I like how they put a woman in the ad that will most likely never have a smelly vagina– it’s akin to advertising health insurance with pictures of 20 yr olds.
They need to put my aunt Chickies picture in there– it’s like “Damn– go get it done now!!”
Poor aunt chickies.
Seriously, you can’t get a raise if you smell like ANYTHING — roses, lilies, Old Spice. If I can smell you, I’m not focused on your work.
I just wish some of the commentary out there would focus on asking people to call their Senators and push for the Paycheck Fairness Act. When you earn equal pay for equal work, you don’t need to read Woman’s Day to learn how to ask for a raise.
http://www.dailymail.co.uk/femail/article-496827/The-outrageously-politically-incorrect-adverts-time-equality-forgot.html
The third one is my favorite.
These kill me!
Make more hay-hay
w/a clean va-jay-jay
one-two-one-two
A lot of the blogs I follow have covered this; but none so succinctly.
The real world is tough. Messages are confusing.

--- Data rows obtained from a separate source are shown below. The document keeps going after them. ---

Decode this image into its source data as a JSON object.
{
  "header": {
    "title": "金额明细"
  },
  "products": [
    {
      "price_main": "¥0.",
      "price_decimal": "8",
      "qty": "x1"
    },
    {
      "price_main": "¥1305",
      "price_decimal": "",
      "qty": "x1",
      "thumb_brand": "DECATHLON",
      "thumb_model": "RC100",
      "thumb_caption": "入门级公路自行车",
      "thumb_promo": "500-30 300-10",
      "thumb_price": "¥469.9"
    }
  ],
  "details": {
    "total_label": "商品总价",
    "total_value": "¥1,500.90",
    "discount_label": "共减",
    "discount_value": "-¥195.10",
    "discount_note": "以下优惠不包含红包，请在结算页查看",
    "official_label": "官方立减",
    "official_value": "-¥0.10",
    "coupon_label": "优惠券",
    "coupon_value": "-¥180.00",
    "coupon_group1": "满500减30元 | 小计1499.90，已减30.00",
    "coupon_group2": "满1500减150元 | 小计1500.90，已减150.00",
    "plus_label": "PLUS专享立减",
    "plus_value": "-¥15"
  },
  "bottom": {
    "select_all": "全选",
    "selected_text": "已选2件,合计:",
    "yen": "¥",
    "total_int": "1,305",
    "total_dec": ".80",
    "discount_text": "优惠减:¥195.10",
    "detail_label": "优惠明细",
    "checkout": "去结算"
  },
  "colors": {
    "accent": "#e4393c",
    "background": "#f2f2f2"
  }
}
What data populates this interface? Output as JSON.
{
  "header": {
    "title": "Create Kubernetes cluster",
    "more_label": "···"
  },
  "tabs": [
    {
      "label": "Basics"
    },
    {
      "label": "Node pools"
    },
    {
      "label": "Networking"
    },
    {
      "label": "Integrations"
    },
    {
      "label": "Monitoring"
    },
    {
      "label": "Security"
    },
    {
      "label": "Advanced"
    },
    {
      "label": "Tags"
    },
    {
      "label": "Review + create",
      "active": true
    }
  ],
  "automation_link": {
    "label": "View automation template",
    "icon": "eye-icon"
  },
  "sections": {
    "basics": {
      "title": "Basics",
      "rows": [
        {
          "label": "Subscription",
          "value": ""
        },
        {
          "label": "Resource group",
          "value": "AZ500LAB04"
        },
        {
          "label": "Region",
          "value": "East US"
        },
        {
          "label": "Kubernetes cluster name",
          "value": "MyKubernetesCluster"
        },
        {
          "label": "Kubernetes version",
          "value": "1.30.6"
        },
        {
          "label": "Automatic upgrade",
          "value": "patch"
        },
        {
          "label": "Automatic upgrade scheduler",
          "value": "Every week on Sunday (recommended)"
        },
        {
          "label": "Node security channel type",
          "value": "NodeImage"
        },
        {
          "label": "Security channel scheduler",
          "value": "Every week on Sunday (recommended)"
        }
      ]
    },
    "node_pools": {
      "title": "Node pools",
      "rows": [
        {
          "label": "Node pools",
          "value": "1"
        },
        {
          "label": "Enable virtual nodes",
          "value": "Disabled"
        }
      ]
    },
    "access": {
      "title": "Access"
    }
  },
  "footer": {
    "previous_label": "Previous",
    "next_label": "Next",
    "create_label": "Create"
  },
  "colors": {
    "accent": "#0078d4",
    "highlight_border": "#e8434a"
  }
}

Math is hard.
Freshen up before doing your learnin’ and thinkin’ with Personal Cleansing Cloths®™ from The Cynical Girl®™.
OK, that’s like the third news story I’ve seen this week that covered a woman’s career/career path AND her lady business.
Like this one: http://huff.to/bHk2An
That Huffpo article opens more questions than it could ever answer. Like: what the hell is the marzipan layer? And, did they count/survey how many men doing the same thing?
OMG, I’ve never slept with my bosses.
Now I’m my own boss. Oh wait, maybe I have.
Now all I can think about is pie. You shouldn’t expect anyone to remember anything your talking about the moment you mention pie.